To give some sense of Cambridge’s effectiveness in drawing residents: The city’s population grew 3.8 percent between 2000 and 2010, despite the recession clouding the final three years of the decade. The populations in neighboring Somerville and Watertown fell 2.2 percent and 3.3 percent in the same decade, respectively. Populations grew in neighboring Arlington and Belmont, but by 1.1 percent and 2.2 percent respectively. Nearby Medford saw faint population growth of 0.7 percent.

A Cambridge population problem

If anything, Cambridge has been an even bigger draw in terms of commercial development, with city councillors complaining increasingly that the success of the city and its Kendall Square as a business and innovation center is squeezing out both the startup firms that give the area vitality and existing residents, who have to leave when landlords raise rents to take advantage of better-paid engineers and executives.

As a result, the city is commissioning a “nexus study” paid for by the Affordable Housing Trust on how commercial real estate affects housing.

“While prior nexus studies have examined the impact on housing affordability for low- and moderate-income residents, in this study we will also ask that housing affordability for middle-income households be considered,” said Brian Murphy, assistant city manager and head of Community Development, in a memo announcing the study.

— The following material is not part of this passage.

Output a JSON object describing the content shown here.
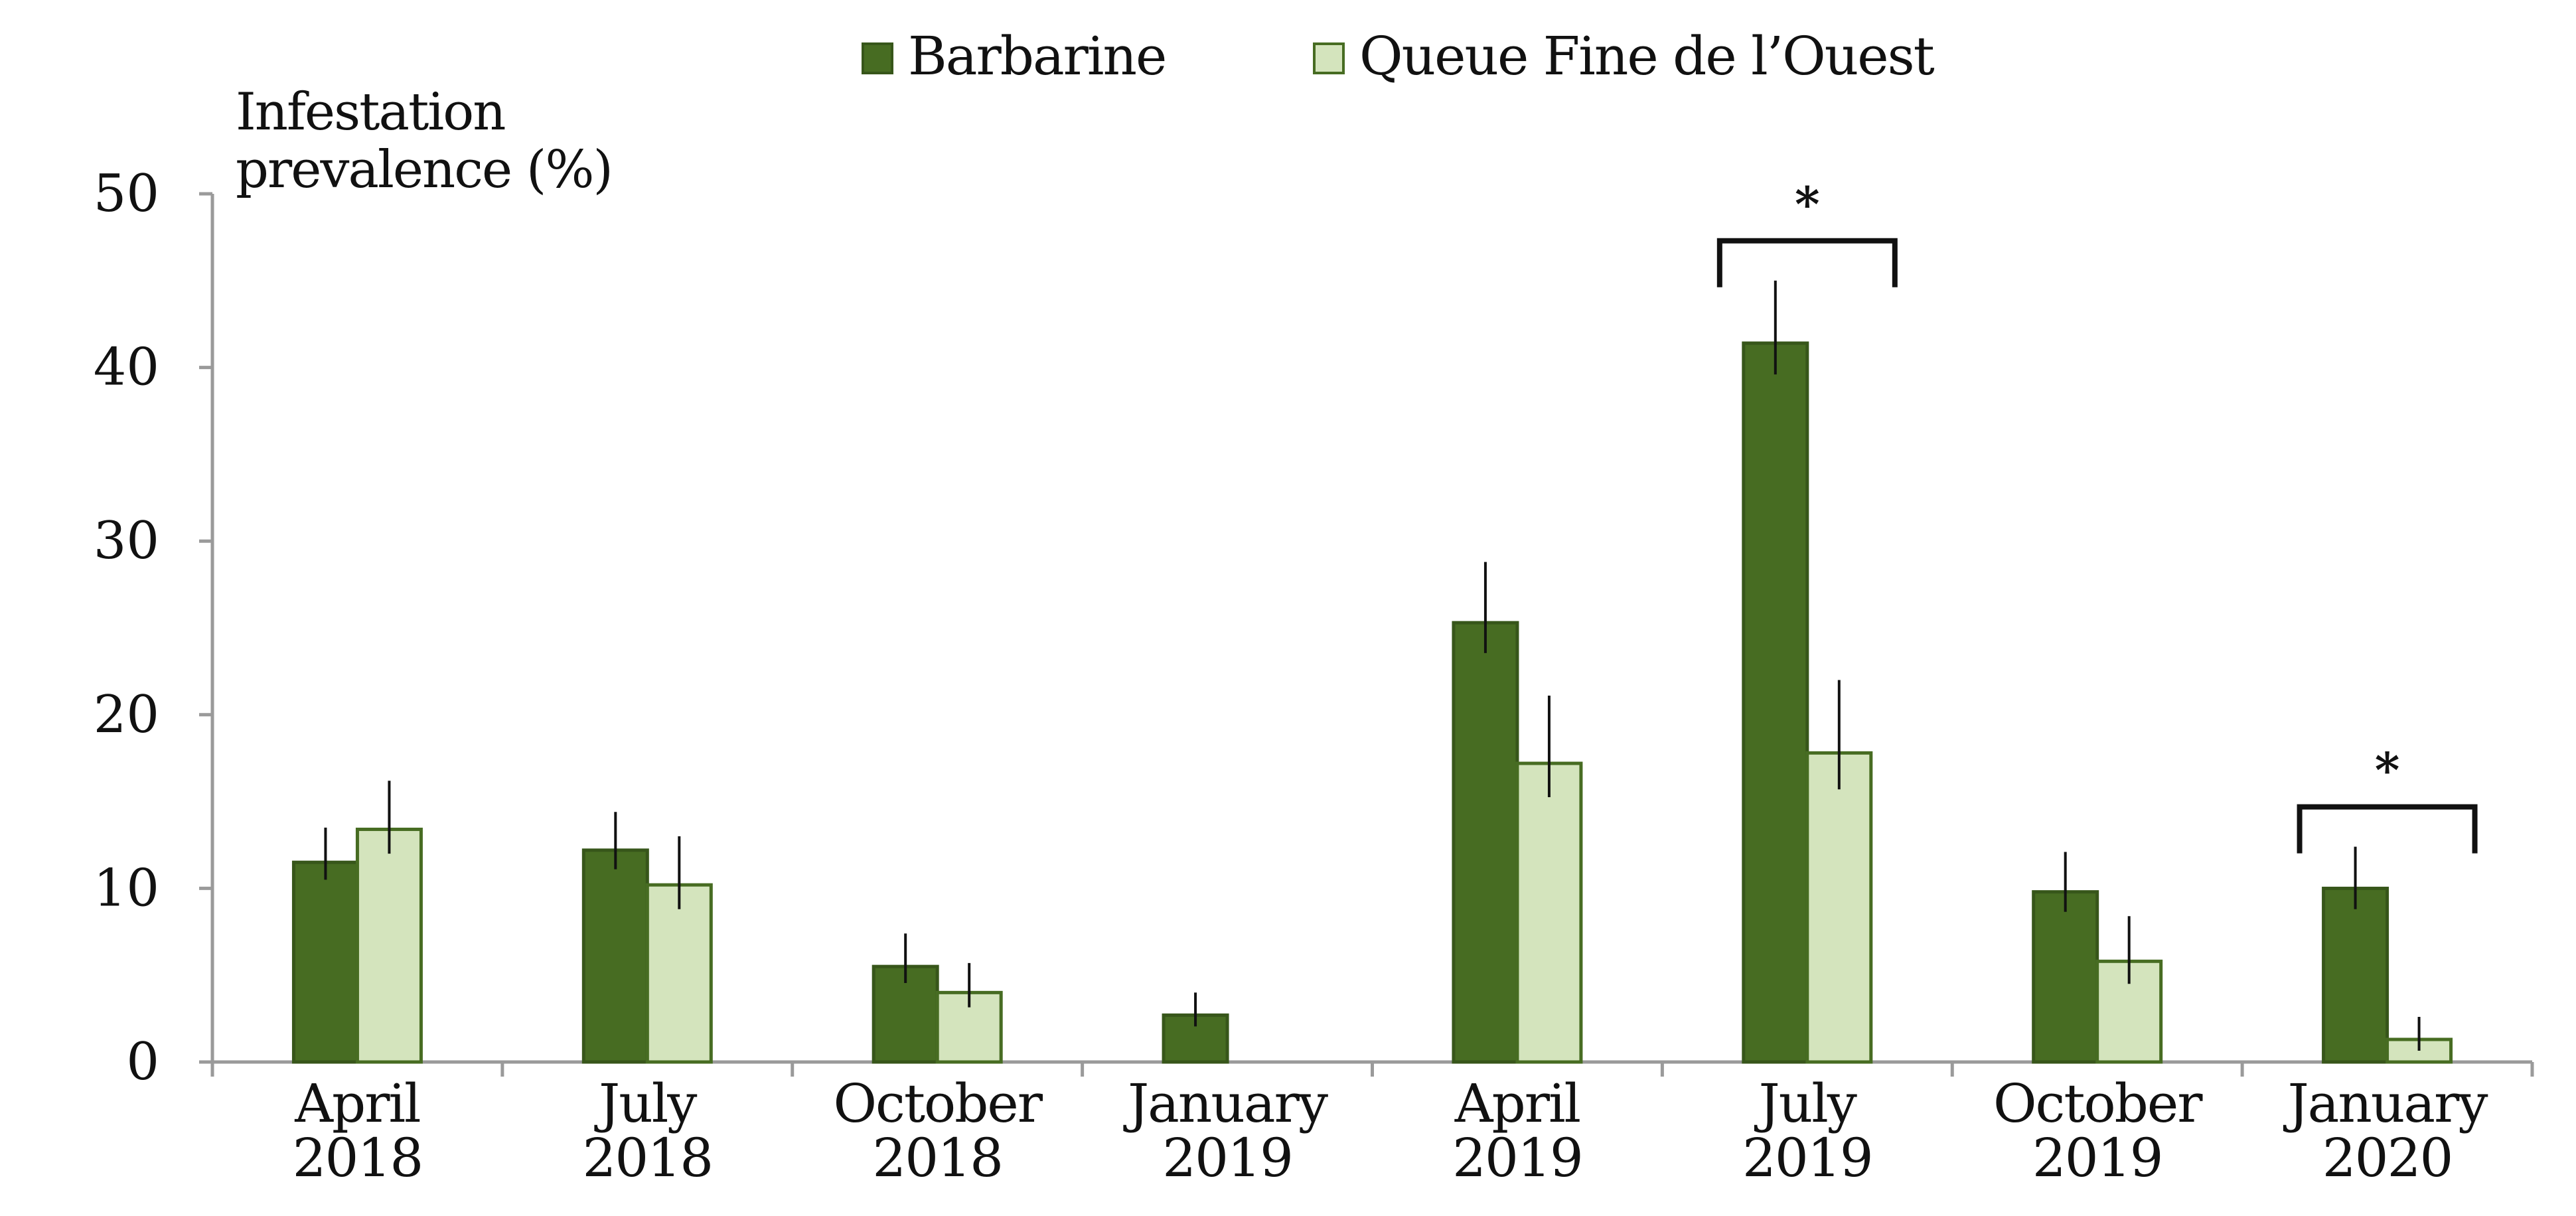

When building needs go beyond what zoning allows, a company goes to the city for a special permit and pays into an “incentive zoning” fund that adds to the city’s affordable-housing stock.

This study to find how the permit and payment formula should be overhauled would likely be similar to the first, in 1988, and an update in 2002 that surveyed office workers and found how many moved to Cambridge for a job, Murphy told councillors Monday. The previous study found 183 workers moving here annually, of whom three-quarters rented rather than bought.

“I’m assuming the ballpark for that is an increase by an order of magnitude?” said councillor Nadeem Mazen, referring to the 183 workers.

Murphy agreed there had been a boom in office and lab space that would result in far more workers moving to the city, but said he suspected square footage needs had changed as well.

Still, only two projects paid incentive zoning money last year of just over $500,000, and before that the last project to pay was in 2009, Murphy said. There were four coming along, but also commercial projects underway “that have not required a set of payments because the particular permits they required aren’t subject to the ordinance. This may well be another recommended change,” he said, naming developments by the biotech firm Novartis, developer Alexandria Real Estate Equities and by the Massachusetts Institute of Technology at 610 Main St. as the kind of projects the city would look at for contributions.

“I’m very pleased to see this nexus study going forward. It is my understanding this study is essential to the conversation we’re going to have … and my hope that we’re going to see a lot more projects where the incentive zoning is covered and we’ll see a lot more revenue,” Mayor David Maher said. “While we have seen rapid growth in this community and we can celebrate the rapid growth, there has been a negative impact on certain segments in the community, and that’s what we’re all interested in.”